Sin embargo, Balga, prescindiendo de sutilezas, encuentra su ideal en lima, mocetona campesina simpá­tica y alegre, en contraste con su ama el hada, tan bella como melancólica. Seme­jante juego de contraposiciones no es nue­vo : lo encontramos en casi todas las co­medias clásicas y sentimentales. Como to­dos los románticos de influencia francesa, Vörösmarty se inspira en Shakespeare; por ello Balga tiene algo del gracioso shakespeariano, inteligente a la par que necio, ingenuo y astuto, sutil y zafio.

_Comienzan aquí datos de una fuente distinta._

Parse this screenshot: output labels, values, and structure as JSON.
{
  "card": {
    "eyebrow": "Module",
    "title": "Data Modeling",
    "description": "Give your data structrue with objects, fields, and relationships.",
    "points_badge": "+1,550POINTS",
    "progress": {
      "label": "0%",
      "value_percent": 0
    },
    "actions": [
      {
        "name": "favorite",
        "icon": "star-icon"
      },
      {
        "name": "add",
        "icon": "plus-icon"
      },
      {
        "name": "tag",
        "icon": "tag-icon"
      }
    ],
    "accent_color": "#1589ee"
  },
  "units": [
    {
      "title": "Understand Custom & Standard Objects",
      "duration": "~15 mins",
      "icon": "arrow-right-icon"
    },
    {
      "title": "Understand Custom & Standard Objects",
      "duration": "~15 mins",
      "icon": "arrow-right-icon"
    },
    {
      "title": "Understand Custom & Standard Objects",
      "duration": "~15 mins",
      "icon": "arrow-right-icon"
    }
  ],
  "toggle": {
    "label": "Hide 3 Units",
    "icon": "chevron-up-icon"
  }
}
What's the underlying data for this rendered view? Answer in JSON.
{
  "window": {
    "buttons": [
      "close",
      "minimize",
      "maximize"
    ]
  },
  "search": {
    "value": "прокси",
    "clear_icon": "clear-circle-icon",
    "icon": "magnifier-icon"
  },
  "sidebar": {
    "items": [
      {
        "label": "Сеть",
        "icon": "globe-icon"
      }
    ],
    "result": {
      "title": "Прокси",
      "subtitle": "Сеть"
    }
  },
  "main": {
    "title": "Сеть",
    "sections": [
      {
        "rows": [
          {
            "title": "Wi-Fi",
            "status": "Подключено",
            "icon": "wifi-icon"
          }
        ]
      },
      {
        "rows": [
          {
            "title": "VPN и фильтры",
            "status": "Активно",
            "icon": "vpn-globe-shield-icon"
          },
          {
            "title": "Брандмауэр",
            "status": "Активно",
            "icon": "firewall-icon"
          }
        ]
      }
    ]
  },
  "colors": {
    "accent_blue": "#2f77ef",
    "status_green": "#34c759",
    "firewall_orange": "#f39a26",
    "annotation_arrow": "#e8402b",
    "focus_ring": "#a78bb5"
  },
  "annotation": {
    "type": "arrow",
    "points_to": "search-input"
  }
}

Tipo eter­no, desde este punto de vista, y, a la vez, tipo literario en el cual» cobra nueva­mente vida toda una tradición de cam­pesinos y siervos que se han hecho in­dispensables a sus dueños y señores. No obstante, el poeta tiene un conocimiento de­masiado directo del aldeano húngaro de su época para abstenerse de injertar la rea­lidad en el vetusto tronco de la tradición literaria. Balga e Ilma son, en Vörösmarty, personajes logrados y bien caracterizados, cuya savia vital se nutre de un realismo popular vivificado por un lenguaje sabro­so y colorido.